On the flip side, a flat market or even an up market seems like an under reaction.  Could it be that after all the volatility the markets have settled just about where they should be (down about 10%)?

Where do we go from here?

There are many wild cards right now, chief among them are the potential for a second wave of COVID (though we are not through the first!), the potential for a vaccine, the impact of government intervention/assistance and the Presidential election.

Thus far Fed policies and government programs (i.e. The CARES Act, Paycheck Protection Program) have done a great job of holding the economy together.  But these programs won’t last forever.  What happens when they run out?

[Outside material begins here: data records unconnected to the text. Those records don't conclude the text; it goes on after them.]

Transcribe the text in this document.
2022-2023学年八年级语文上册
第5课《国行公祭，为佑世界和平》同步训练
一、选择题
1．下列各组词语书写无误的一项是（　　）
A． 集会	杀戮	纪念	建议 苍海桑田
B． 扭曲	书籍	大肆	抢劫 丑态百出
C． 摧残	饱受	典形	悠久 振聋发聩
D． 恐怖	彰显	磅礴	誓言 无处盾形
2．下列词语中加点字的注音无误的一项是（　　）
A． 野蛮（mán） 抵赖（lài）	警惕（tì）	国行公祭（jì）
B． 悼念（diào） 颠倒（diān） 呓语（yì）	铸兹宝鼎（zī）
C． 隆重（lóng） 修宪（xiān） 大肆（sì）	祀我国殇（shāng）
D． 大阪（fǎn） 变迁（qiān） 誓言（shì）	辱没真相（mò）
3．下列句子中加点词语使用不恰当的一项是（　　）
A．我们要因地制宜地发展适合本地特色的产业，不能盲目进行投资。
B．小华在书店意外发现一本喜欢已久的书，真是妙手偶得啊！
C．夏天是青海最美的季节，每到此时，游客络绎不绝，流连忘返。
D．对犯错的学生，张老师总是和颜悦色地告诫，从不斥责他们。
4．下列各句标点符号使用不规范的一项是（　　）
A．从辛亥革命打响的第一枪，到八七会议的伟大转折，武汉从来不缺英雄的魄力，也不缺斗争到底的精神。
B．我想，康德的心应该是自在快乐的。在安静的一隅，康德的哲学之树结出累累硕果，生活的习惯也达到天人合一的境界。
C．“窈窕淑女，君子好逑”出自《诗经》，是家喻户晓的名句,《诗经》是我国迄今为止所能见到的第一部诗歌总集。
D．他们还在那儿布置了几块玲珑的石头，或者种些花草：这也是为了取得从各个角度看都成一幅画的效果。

It depends on where we are relative to the economy opening back up.

If government assistance were to end tomorrow it would be a problem as so much of the country is still grappling with record numbers of new COVID cases.  On the other hand, if the rest of the country can flatten the curve as we did in the Northeast, we might be ok.

I also don’t think government actions are over.  My best estimate is that the next step will be to fund massive infrastructure programs not unlike the New Deal after the Great Depression.  Our country sorely needs better infrastructure and paying people to work is better than paying people not to work.

Tempo Financial Advisors’ 2nd Quarter Investment Performance

Tempo’s Investment Programs had varying degrees of success in the second quarter.  Most successful both in absolute returns as well as returns relative to benchmark was the Tempo Lifestyle Program.  Returns ranged from 12% to 16% for the second quarter.  These results were in line with benchmarks.

I am quite pleased with these results given that I have been tilting accounts to be a bit more conservative than usual.

I do not plan on any major changes to portfolios at this juncture, though you may have noticed that I did add Global Infrastructure as an overweight equity position, hoping to take advantage of what I believe will be the government’s next fiscal response to the pandemic.

Tempo Dynamic Growth returned 6% in the second quarter.  Normally, I would consider this an excellent outcome.

As it happens, this is about 5% below benchmarks.  Not all that surprising given the volatile markets.  Our models favor stable investments over volatile ones.  With extreme volatility heading into the second quarter our model had us holding the minimum allowed equity.  This accounts entirely for the failure to match the benchmark.

The markets are still volatile and we remain at our low equity allocation (40%) as we head into the third quarter.  Current overweights include technology and healthcare.

After having its best year ever in 2019, Tempo Dynamic Income has been by far the biggest disappointment in 2020.  We lost an additional 0.7% in the second quarter after having lost 16% in the first quarter.  There is no other way to put it.  The results so far in 2020 stink.

If you have Dynamic Income, should you stick with it?

I do not believe the Dynamic Income model is broken.  More of a perfect storm between the swift broad-based knee jerk reaction to the pandemic and the surprisingly quick (so far) rebound.

Most clients who are invested in Dynamic Income have it as a portion of their overall portfolios.  While Dynamic Income results have hurt overall portfolio returns in 2020, healthy positive returns in Lifestyle and Dynamic Growth have helped keep total returns in the ballpark of where they should be.

As it happens, in 2018 I developed a fourth investment strategy, which I call Tempo Diversified Income.

Diversified Income is a hybrid strategy between Dynamic Income and Lifestyle.  It is designed to be even more conservative than Dynamic Income.

I have been managing a handful of accounts (including one of my own) since the start of 2019.  The early results are quite promising.  After gaining 5% in 2019, Diversified Income lost 6% in the first quarter of 2020, which is 10% better than our other investment Programs, and then gained 5% in the second quarter.

I will be reaching out to those of you who are invested in Dynamic Income to discuss whether it still has a place in your portfolio or if it makes sense to reduce or eliminate it in favor of Diversified Income.  There is not a one-size-fits-all answer.